As capitalism developed, is it any wonder that Reformed Churches arose? The sociologist Max Weber made a convincing argument that it was the overthrow of Catholicism, with its vows of poverty and its denunciation of usury, that made capitalism possible. Not that one cause the other, but that they were concordant in their values. If Catholicism taught that being poor was a virtue, Protestantism taught that industry, thrift, and community work was in the service of God.

That's a short and incomplete description of my point but please don't argue with me about it. I know what I'm talking about. I've been poor all my life.

This is an exceptional movie in many ways. Audrey Hepburn is quite good as Sister Luke. She was always beautiful in a fey way, never sexy, and it fits the role perfectly because you hardly see anything except her facial features, and they're very expressive. She does a fine job.

Peter Finch is good too but it's a common role -- the roguish male who challenges the suppressed female to come out of her shell. Viz., Cary Grant and Joan Fontaine in "Suspicion." Franz Waxman's score is carefully done. In a scene in which an almost unrecognizably young Coleen Dewhurst, as a madwoman, attacks Hepburn, the score is anything but bombastic, only plucked strings. Elsewhere the score is modest and appropriate to the occasion. We hear "ora pro nobis" which, when I was a kid at mass, I always heard as "O, Ropra, No Bis," because, not having had Latin, I couldn't identify junctures.
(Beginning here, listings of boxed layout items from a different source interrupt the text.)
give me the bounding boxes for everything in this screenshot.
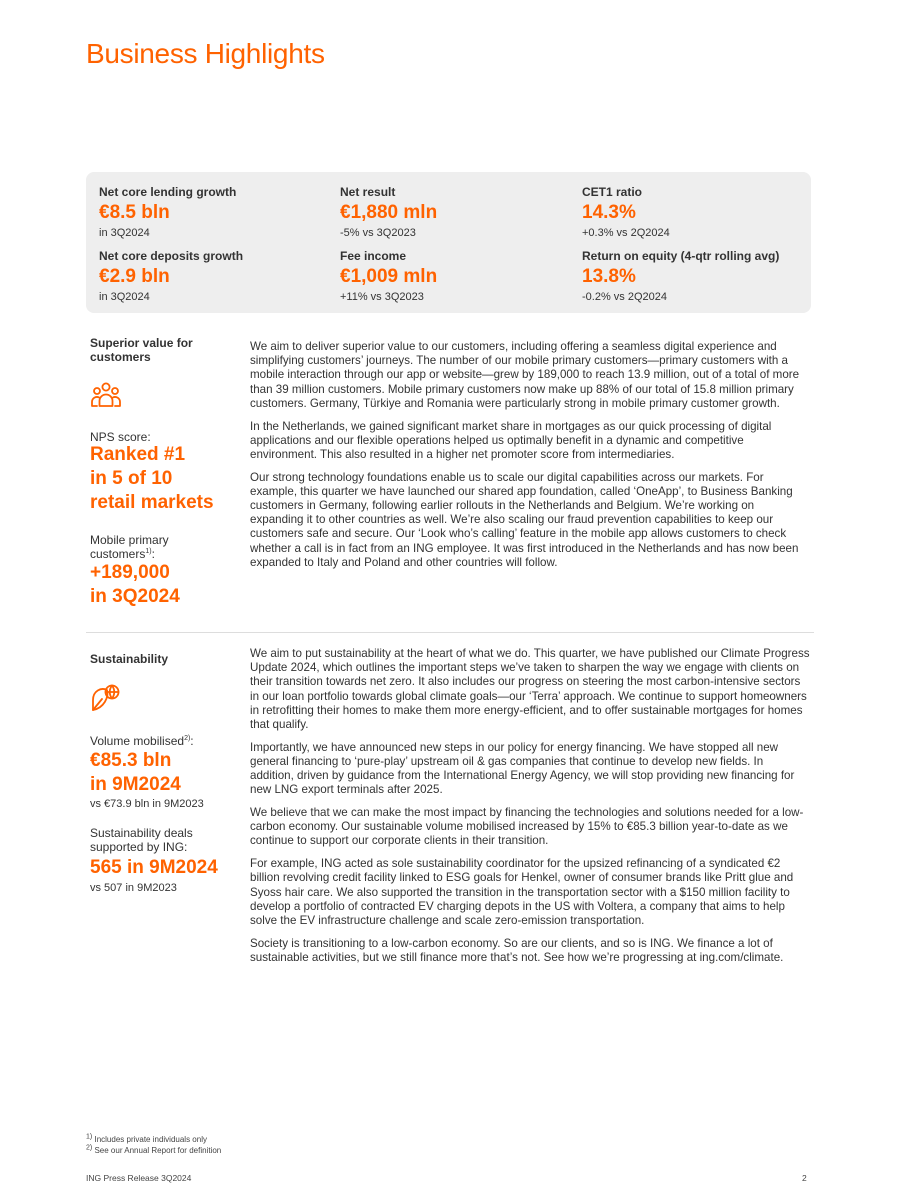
mobile-label-line2: customers (90, 547, 146, 561)
customers-heading-line1: Superior value for (90, 336, 193, 350)
kpi-value: €1,009 mln (340, 266, 438, 287)
footnote-1 (86, 1135, 207, 1145)
kpi-value: 14.3% (582, 202, 636, 223)
kpi-value: 13.8% (582, 266, 636, 287)
sustainability-body (250, 647, 810, 974)
kpi-cet1-ratio (582, 185, 807, 240)
mobile-label-colon: : (151, 547, 155, 561)
kpi-label: Net result (340, 185, 396, 199)
footnote-text: Includes private individuals only (94, 1135, 207, 1144)
volume-mobilised-value (90, 749, 181, 797)
kpi-net-core-lending (99, 185, 324, 240)
customers-body (250, 340, 810, 579)
kpi-sub: in 3Q2024 (99, 291, 150, 303)
kpi-net-core-deposits (99, 249, 324, 304)
volume-value-line2: in 9M2024 (90, 774, 181, 795)
kpi-label: Net core deposits growth (99, 249, 244, 263)
customers-heading-line2: customers (90, 350, 151, 364)
kpi-sub: +11% vs 3Q2023 (340, 291, 424, 303)
leaf-globe-icon (90, 682, 122, 714)
volume-value-line1: €85.3 bln (90, 750, 172, 771)
kpi-net-result (340, 185, 565, 240)
footer-publication: ING Press Release 3Q2024 (86, 1173, 192, 1183)
nps-value-line1: Ranked #1 (90, 444, 186, 465)
customers-paragraph: In the Netherlands, we gained significant market share in mortgages as our quick processing of digital applications and our flexible operations helped us optimally benefit in a dynamic and competitive environment. This also resulted in a higher net promoter score from intermediaries. (250, 419, 772, 461)
footnote-ref-1: 1) (145, 548, 152, 555)
deals-label-line2: supported by ING: (90, 840, 188, 854)
customers-heading (90, 336, 193, 364)
kpi-label: CET1 ratio (582, 185, 643, 199)
kpi-sub: -5% vs 3Q2023 (340, 227, 416, 239)
mobile-label-line1: Mobile primary (90, 533, 169, 547)
page-title: Business Highlights (86, 38, 325, 69)
sustainability-heading: Sustainability (90, 652, 169, 666)
kpi-sub: -0.2% vs 2Q2024 (582, 291, 667, 303)
kpi-value: €1,880 mln (340, 202, 438, 223)
footnote-text: See our Annual Report for definition (94, 1146, 222, 1155)
kpi-return-on-equity (582, 249, 807, 304)
sustainability-paragraph: Importantly, we have announced new steps in our policy for energy financing. We have stopped all new general financing to ‘pure-play’ upstream oil & gas companies that continue to develop new fields. In addition, driven by guidance from the International Energy Agency, we will stop providing new financing for new LNG export terminals after 2025. (250, 740, 795, 797)
nps-value-line2: in 5 of 10 (90, 468, 173, 489)
kpi-fee-income (340, 249, 565, 304)
mobile-value-line2: in 3Q2024 (90, 586, 180, 607)
kpi-label: Net core lending growth (99, 185, 237, 199)
mobile-customers-value (90, 561, 180, 609)
nps-value-line3: retail markets (90, 492, 214, 513)
kpi-value: €8.5 bln (99, 202, 170, 223)
volume-label-colon: : (190, 734, 194, 748)
sustainability-paragraph: We believe that we can make the most impact by financing the technologies and solutions needed for a low-carbon economy. Our sustainable volume mobilised increased by 15% to €85.3 billion year-to-date as we continue to support our corporate clients in their transition. (250, 806, 804, 848)
sustainability-deals-compare: vs 507 in 9M2023 (90, 882, 177, 894)
sustainability-paragraph: We aim to put sustainability at the heart of what we do. This quarter, we have published our Climate Progress Update 2024, which outlines the important steps we’ve taken to sharpen the way we engage with clients on their transition towards net zero. It also includes our progress on steering the most carbon-intensive sectors in our loan portfolio towards global climate goals—our ‘Terra’ approach. We continue to support homeowners in retrofitting their homes to make them more energy-efficient, and to offer sustainable mortgages for homes that qualify. (250, 647, 810, 732)
footnote-ref-2: 2) (184, 735, 191, 742)
footnote-mark: 2) (86, 1144, 93, 1152)
customers-paragraph: Our strong technology foundations enable us to scale our digital capabilities across our markets. For example, this quarter we have launched our shared app foundation, called ‘OneApp’, to Business Banking customers in Germany, following earlier rollouts in the Netherlands and Belgium. We’re working on expanding it to other countries as well. We’re also scaling our fraud prevention capabilities to keep our customers safe and secure. Our ‘Look who’s calling’ feature in the mobile app allows customers to check whether a call is in fact from an ING employee. It was first introduced in the Netherlands and has now been expanded to Italy and Poland and other countries will follow. (250, 470, 799, 569)
kpi-sub: in 3Q2024 (99, 227, 150, 239)
customers-paragraph: We aim to deliver superior value to our customers, including offering a seamless digital experience and simplifying customers’ journeys. The number of our mobile primary customers—primary customers with a mobile interaction through our app or website—grew by 189,000 to reach 13.9 million, out of a total of more than 39 million customers. Mobile primary customers now make up 88% of our total of 15.8 million primary customers. Germany, Türkiye and Romania were particularly strong in mobile primary customer growth. (250, 340, 800, 410)
page-number: 2 (802, 1173, 807, 1183)
mobile-customers-label (90, 533, 169, 561)
footnote-mark: 1) (86, 1133, 93, 1141)
people-group-icon (90, 379, 122, 411)
kpi-value: €2.9 bln (99, 266, 170, 287)
section-divider (86, 632, 814, 633)
volume-label-text: Volume mobilised (90, 734, 185, 748)
sustainability-deals-label (90, 826, 193, 854)
sustainability-paragraph: For example, ING acted as sole sustainability coordinator for the upsized refinancing of a syndicated €2 billion revolving credit facility linked to ESG goals for Henkel, owner of consumer brands like Pritt glue and Syoss hair care. We also supported the transition in the transportation sector with a $150 million facility to develop a portfolio of contracted EV charging depots in the US with Voltera, a company that aims to help solve the EV infrastructure challenge and scale zero-emission transportation. (250, 857, 794, 927)
volume-mobilised-compare: vs €73.9 bln in 9M2023 (90, 798, 204, 810)
deals-label-line1: Sustainability deals (90, 826, 193, 840)
kpi-panel (86, 172, 811, 313)
footnote-2 (86, 1146, 221, 1156)
mobile-value-line1: +189,000 (90, 562, 170, 583)
kpi-label: Return on equity (4-qtr rolling avg) (582, 249, 780, 263)
volume-mobilised-label (90, 734, 194, 748)
kpi-sub: +0.3% vs 2Q2024 (582, 227, 670, 239)
sustainability-paragraph: Society is transitioning to a low-carbon economy. So are our clients, and so is ING. We finance a lot of sustainable activities, but we still finance more that’s not. See how we’re progressing at ing.com/climate. (250, 936, 784, 964)
nps-value (90, 443, 214, 515)
nps-label: NPS score: (90, 430, 151, 444)
kpi-label: Fee income (340, 249, 407, 263)
sustainability-deals-value: 565 in 9M2024 (90, 857, 218, 878)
Something has to be said about the cast too. What a lot of winners, including Dame Peggy Ashcroft who went from the wife of the suspicious farmer in "The 39 Steps" to the elderly Mrs. Moore in David Lean's "A Passage to India." And the art direction and set dressing. Nothing was every so clean as the nunnery through which Hepburn passes. Every surface is polished, immaculate, so to speak. Every piece of cloth is spotless and freshly pressed. The barracks in MY boot camp were never so clean.

Aside from its rather obvious display of the cultish aspects of belonging to an order, it's a fine film, very tastefully directed by Fred Zinnemann -- so tasteful in fact that it's almost impossible to imagine its being made in today's Hollywood.